Laser Photoresection
Laser light has three unique characteristics—monochromaticity, coherence, and collimation—that permit controlled delivery of a well-defined energy. Laser light causes thermal, photodynamic, and electromagnetic changes in living tissue. Laser energy can cut, coagulate, or vaporize endobronchial lesions in a predictable manner, depending on the wavelength used. Although many types of laser systems exist, the neodymium:yttrium-aluminum-garnet (Nd:YAG) and neodymium:yttrium-aluminum-perovskite (Nd:YAP) lasers are most commonly used in the airways because of their ability to coagulate and vaporize tissue, with a depth of penetration of 5 to 10 mm. Though the carbon dioxide laser provides minimal hemostasis, it is extremely precise (depth of penetration of <1 mm).
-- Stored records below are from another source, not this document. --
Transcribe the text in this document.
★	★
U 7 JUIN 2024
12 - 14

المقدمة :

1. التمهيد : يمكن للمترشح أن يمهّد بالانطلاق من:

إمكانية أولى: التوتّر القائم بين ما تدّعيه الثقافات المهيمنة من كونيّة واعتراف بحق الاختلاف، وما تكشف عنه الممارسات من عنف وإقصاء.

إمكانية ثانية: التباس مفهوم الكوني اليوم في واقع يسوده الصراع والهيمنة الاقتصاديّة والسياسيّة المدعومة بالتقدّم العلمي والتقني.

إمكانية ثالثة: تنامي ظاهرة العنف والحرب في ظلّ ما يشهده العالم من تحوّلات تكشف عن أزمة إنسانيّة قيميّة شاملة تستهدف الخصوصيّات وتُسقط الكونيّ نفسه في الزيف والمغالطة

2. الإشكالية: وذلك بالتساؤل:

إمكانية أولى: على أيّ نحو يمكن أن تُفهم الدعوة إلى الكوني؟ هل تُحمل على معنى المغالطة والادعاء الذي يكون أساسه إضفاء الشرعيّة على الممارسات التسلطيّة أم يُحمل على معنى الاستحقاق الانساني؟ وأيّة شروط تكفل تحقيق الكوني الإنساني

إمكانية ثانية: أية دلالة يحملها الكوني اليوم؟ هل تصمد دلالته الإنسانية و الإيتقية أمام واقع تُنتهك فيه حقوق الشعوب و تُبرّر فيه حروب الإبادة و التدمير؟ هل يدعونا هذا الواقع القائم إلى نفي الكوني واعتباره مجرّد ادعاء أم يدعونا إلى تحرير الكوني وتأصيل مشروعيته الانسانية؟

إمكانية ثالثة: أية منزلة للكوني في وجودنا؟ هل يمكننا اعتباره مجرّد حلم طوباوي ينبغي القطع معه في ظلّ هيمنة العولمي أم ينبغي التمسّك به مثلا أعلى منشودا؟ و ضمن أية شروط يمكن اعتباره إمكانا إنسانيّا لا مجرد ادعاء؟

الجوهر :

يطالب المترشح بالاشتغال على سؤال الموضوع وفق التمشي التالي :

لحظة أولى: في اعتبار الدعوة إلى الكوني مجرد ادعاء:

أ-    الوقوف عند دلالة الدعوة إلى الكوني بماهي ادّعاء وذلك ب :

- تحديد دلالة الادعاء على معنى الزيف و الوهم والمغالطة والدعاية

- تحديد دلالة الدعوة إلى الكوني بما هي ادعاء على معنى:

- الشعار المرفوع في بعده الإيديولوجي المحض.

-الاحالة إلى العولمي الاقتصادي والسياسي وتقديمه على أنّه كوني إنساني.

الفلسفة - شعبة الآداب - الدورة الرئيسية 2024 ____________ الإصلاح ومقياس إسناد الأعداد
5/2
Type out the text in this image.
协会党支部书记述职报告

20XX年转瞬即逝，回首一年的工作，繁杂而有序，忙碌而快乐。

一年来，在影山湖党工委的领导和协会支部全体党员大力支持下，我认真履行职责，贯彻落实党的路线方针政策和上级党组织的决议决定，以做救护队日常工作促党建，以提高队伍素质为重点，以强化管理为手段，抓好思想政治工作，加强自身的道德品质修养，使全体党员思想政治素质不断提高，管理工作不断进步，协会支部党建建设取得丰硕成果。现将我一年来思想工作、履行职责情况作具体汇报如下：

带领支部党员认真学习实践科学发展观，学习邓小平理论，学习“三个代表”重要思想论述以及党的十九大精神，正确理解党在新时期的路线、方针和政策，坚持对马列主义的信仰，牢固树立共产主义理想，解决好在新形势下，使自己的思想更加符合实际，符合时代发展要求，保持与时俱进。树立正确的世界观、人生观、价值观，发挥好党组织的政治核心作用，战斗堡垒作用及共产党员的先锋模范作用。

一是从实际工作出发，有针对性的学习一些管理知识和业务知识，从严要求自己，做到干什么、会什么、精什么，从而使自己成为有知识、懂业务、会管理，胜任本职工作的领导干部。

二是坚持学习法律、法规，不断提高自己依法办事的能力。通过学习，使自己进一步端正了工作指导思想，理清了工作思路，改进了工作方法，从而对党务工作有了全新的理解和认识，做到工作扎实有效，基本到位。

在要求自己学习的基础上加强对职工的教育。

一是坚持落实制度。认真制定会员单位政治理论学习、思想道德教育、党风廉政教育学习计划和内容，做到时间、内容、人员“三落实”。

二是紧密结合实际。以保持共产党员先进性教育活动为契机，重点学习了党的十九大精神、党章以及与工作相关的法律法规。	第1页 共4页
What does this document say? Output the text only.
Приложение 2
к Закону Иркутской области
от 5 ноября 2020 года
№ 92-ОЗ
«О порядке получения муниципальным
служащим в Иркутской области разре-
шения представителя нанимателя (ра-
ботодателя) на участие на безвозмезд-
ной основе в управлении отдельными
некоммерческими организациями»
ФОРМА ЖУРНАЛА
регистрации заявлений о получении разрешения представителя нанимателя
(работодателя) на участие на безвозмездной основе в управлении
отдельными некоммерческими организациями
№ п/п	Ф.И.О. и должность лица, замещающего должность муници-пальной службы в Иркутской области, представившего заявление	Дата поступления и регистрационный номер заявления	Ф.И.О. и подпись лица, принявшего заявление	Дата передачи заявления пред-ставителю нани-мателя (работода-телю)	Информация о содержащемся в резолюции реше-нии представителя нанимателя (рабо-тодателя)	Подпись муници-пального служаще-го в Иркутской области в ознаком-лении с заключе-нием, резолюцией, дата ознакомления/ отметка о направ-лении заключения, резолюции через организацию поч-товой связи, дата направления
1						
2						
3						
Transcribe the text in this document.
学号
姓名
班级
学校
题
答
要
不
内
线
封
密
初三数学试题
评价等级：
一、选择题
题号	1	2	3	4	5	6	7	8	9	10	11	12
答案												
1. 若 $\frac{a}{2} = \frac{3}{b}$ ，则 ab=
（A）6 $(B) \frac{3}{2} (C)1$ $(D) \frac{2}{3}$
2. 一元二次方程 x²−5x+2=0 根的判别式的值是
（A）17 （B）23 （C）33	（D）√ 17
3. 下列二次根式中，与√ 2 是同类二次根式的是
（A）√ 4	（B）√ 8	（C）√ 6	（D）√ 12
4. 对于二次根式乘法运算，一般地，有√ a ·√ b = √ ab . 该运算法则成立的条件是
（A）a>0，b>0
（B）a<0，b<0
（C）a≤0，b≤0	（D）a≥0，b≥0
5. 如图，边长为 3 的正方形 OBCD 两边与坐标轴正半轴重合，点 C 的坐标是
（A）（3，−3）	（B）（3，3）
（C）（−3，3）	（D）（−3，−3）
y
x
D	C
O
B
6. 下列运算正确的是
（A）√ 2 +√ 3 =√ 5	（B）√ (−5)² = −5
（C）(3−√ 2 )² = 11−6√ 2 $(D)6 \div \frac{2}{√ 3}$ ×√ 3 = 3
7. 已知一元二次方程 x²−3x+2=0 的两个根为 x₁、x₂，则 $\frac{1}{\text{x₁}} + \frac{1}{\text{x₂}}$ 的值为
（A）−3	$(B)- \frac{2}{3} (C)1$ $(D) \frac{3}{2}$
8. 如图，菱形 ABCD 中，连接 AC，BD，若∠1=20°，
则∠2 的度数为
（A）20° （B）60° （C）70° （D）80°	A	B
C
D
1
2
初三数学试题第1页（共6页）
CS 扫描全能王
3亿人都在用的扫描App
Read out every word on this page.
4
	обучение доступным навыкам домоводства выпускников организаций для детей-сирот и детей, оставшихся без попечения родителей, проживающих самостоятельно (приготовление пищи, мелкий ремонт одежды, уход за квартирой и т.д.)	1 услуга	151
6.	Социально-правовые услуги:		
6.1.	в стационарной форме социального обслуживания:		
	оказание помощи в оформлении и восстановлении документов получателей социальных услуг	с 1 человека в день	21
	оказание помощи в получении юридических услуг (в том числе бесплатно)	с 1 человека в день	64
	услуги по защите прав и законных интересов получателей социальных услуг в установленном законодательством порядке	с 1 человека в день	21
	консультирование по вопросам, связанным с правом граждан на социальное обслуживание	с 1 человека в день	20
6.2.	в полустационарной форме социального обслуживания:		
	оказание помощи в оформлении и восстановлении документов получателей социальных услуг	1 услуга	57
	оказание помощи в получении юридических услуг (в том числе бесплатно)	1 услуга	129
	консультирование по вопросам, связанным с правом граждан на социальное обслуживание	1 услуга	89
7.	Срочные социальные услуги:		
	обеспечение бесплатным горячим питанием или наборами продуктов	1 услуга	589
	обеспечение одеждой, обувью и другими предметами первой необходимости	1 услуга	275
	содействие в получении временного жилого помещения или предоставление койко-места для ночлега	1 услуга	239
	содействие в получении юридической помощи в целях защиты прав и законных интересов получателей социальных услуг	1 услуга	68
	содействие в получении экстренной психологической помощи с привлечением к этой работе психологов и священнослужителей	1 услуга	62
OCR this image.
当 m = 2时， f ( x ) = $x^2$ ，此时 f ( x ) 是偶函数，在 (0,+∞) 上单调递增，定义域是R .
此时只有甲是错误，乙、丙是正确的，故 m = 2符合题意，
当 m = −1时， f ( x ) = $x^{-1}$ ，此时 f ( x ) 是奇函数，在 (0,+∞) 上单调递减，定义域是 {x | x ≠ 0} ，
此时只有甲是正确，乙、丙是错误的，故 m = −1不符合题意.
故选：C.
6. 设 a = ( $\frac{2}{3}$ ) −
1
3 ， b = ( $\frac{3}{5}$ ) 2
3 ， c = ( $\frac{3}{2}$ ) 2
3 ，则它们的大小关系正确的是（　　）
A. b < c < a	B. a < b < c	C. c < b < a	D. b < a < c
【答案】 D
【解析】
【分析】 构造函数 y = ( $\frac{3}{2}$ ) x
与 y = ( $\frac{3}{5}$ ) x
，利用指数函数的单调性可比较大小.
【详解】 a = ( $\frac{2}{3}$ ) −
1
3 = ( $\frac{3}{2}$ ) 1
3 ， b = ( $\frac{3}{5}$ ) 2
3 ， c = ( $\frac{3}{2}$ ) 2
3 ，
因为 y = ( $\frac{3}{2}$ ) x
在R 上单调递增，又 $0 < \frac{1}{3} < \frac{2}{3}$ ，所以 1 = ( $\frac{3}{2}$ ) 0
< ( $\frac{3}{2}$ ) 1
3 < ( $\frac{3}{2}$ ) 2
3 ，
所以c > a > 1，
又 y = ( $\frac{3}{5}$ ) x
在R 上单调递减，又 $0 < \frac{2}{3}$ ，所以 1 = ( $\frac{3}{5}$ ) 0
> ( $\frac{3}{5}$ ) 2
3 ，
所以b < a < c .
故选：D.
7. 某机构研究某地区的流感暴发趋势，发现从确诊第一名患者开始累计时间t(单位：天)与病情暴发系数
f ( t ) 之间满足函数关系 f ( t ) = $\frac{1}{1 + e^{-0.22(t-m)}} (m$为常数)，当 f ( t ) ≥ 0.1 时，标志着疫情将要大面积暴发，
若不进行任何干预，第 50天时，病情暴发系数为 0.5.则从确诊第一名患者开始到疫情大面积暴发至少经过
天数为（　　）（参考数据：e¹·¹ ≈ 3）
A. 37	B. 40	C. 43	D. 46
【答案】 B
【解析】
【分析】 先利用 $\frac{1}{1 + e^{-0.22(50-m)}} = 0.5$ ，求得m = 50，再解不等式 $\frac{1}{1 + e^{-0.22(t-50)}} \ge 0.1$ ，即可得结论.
Such precision can permit fine procedures such as those needed to incise weblike stenoses or to remove granulation tissue surrounding airway stents.
Indications
The main indications for laser photoresection (LPR) are relief of central airway obstruction from exophytic obstructive neoplasms and from tracheal stenosis ( ). An ideal lesion for the LPR is an endobronchial tumor that arises from a single wall of a central airway and has a visible distal lumen, with a duration of lung collapse of less than 4 to 6 weeks. LPR can be performed using either a rigid or flexible bronchoscope. The end results and the complication rates are similar with both types of instruments. The selection of the scope mainly depends upon personal preference, availability of the instruments, and training. Bronchoscopists proficient in rigid bronchoscopy prefer to use the rigid scope because of the ease of mechanical debulking and superior suction capabilities.
Contraindications
Lesions not amenable to LPR are extrinsic or submucosal, primarily involving lobar or segmental bronchi, and those for which the operator is unable to identify a patent airway distal to the obstruction. As with other forms of heat therapy, laser is contraindicated in patients with a high oxygen requirement.
Results and Complications
LPR can restore airway patency with immediate symptomatic improvement in 93% of cases ( Fig. 23-3 ). It can be combined with other techniques such as APC and stent placement to achieve full patency of major airways. This technique palliates symptoms of cough, dyspnea, and hemoptysis along with documented benefits in radiographic, spirometric, and quality of life parameters. Studies have shown a small survival benefit when emergent LPR is compared with emergent radiotherapy. LPR is associated with the following complications (range, 0% to 2.2%): exsanguination (2%), endobronchial ignition, pneumothorax or barotrauma, bronchopleural or bronchoesophageal fistula, and hypoxemia. Extensive knowledge of the anatomy of the tracheobronchial tree is mandatory before performing the procedure. Accumulation of blood and secretions can lead to rapid desaturation. Tracheobronchial tree perforation can be fatal owing to the close proximity of the great vessels. While performing the procedure, one must take precautions to avoid airway fires, activating the laser only when the F io 2 is < 0.4. Laser safety precautions for the bronchoscopist and operating room personnel are also required.